I am wallowing once again in the pit of what’s the fucking
point? I’ve been back here for a while now months in fact but its hitting rock
bottom again, not coping with life at all - I walked out of work on Thursday
after pressing send on an e-mail that involved a multitude of swear words and a
“you want to know why I didn’t do XYZ in the allotted time frame? Well frankly it’s
because I am a fucking loser who sucks at her job.” Not sure quite what the repercussions
of this are but it’s likely to involve a meeting on Monday. I might just quit,
I can’t hack the pressure. I ran out of work a few weeks back after a panic
attack of sorts and ended up sitting on a cliff edge with a bottle of pills in
my hand ipod playing the current list of songs I want to go out to, just ready
to lie down and go to sleep forever, knowing that once I passed out I would
fall off that cliff I couldn’t jump from just to make sure.

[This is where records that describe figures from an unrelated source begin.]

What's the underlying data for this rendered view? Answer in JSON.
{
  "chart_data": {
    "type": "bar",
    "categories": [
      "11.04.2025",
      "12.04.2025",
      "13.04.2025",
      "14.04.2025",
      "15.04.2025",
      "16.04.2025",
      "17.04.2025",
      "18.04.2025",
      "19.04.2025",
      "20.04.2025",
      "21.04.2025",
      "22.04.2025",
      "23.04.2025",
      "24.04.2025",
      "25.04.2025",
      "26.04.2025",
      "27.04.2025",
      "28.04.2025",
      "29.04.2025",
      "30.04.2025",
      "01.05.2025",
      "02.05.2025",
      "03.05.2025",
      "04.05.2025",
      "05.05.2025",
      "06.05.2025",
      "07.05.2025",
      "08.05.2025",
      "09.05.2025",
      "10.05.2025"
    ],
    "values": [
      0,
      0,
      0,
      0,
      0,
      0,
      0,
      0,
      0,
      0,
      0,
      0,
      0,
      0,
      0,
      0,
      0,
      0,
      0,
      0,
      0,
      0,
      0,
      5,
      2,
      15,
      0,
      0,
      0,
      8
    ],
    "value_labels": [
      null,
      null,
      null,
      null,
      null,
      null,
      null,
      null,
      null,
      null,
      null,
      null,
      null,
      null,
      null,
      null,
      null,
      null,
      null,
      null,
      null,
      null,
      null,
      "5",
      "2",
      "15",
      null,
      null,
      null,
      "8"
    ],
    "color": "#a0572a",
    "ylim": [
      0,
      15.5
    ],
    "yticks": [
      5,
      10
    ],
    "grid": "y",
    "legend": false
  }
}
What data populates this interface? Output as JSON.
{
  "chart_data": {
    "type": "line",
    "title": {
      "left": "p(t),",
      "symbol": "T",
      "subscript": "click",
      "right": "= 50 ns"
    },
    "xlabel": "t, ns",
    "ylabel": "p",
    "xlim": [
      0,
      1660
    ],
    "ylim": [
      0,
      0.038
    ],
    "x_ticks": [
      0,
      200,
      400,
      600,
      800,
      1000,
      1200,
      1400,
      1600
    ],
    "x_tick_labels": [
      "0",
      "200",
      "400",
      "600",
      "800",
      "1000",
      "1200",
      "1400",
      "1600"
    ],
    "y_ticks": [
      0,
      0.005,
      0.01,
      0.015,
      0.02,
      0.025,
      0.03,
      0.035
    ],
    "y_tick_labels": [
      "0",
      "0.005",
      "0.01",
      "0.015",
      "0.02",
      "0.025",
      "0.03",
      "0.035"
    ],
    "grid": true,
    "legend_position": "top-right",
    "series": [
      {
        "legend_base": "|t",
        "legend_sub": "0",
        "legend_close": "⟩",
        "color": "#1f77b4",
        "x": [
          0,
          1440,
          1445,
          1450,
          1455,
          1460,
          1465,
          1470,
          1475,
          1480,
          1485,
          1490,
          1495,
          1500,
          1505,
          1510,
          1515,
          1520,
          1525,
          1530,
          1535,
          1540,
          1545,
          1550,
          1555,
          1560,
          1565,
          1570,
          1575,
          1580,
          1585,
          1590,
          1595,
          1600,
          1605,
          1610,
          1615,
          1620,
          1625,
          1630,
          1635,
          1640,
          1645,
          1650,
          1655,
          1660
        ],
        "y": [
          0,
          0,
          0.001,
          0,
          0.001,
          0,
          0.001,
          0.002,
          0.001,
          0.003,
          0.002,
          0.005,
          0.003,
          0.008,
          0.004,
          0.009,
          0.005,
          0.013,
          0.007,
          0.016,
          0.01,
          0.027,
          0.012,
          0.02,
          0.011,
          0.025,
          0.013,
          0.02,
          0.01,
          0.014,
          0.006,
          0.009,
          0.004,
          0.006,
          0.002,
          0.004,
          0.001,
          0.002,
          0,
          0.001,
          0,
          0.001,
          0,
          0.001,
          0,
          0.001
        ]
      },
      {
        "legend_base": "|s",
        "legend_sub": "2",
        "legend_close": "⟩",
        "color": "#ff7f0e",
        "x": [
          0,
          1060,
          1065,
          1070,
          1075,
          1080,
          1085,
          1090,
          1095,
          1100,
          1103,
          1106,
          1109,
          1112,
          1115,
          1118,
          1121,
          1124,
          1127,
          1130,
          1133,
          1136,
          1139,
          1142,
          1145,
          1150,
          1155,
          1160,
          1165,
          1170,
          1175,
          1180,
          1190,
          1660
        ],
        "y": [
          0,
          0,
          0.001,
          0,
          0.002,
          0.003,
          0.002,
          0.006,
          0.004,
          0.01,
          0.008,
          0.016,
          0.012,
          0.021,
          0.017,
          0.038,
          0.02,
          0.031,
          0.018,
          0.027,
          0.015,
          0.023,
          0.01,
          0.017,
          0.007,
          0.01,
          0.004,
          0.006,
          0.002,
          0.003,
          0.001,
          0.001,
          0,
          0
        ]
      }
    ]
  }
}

Before I got a chance to enact my plan some random guy
turned up walking towards the lookout area where I had jumped over the safety
fence and I had to do a quick scarper away as being caught on a cliff edge with
a bottle of pills generally results in police, a psych stay and if you are
unlucky a spiel on the evening news.
I drove home slowly, bumped into my parents very randomly in
a supermarket nowhere near their house and arrived home that evening to find friends
were visiting. I thought how different everyone’s afternoon would have been if
I had been successful. I wish I could say that these thoughts deter me, that I
am glad that man walked down, that I am glad my liver is apparently made of steel
and no amount of drugs can kill me- but I am not.
I have never once regretted taking that overdose last year. Though
I was high as a manic kite at the time and stuck rather firmly on the “flight”
response, my only regrets have been that it didn’t work. While I know that the depression
will eventually be replaced with a productive hypomania where I will accomplish
much, solve the world’s problems and sing happily again when I’m walking around
the house blissfully non suicidal. Even if that doesn’t escalate to the
dizzying scary heights of Mania again where I will likely try to fly from the
roof top, it will still as always be followed by a crash and continued suicidal
ideation, but this time I don’t think I can handle anymore crashes.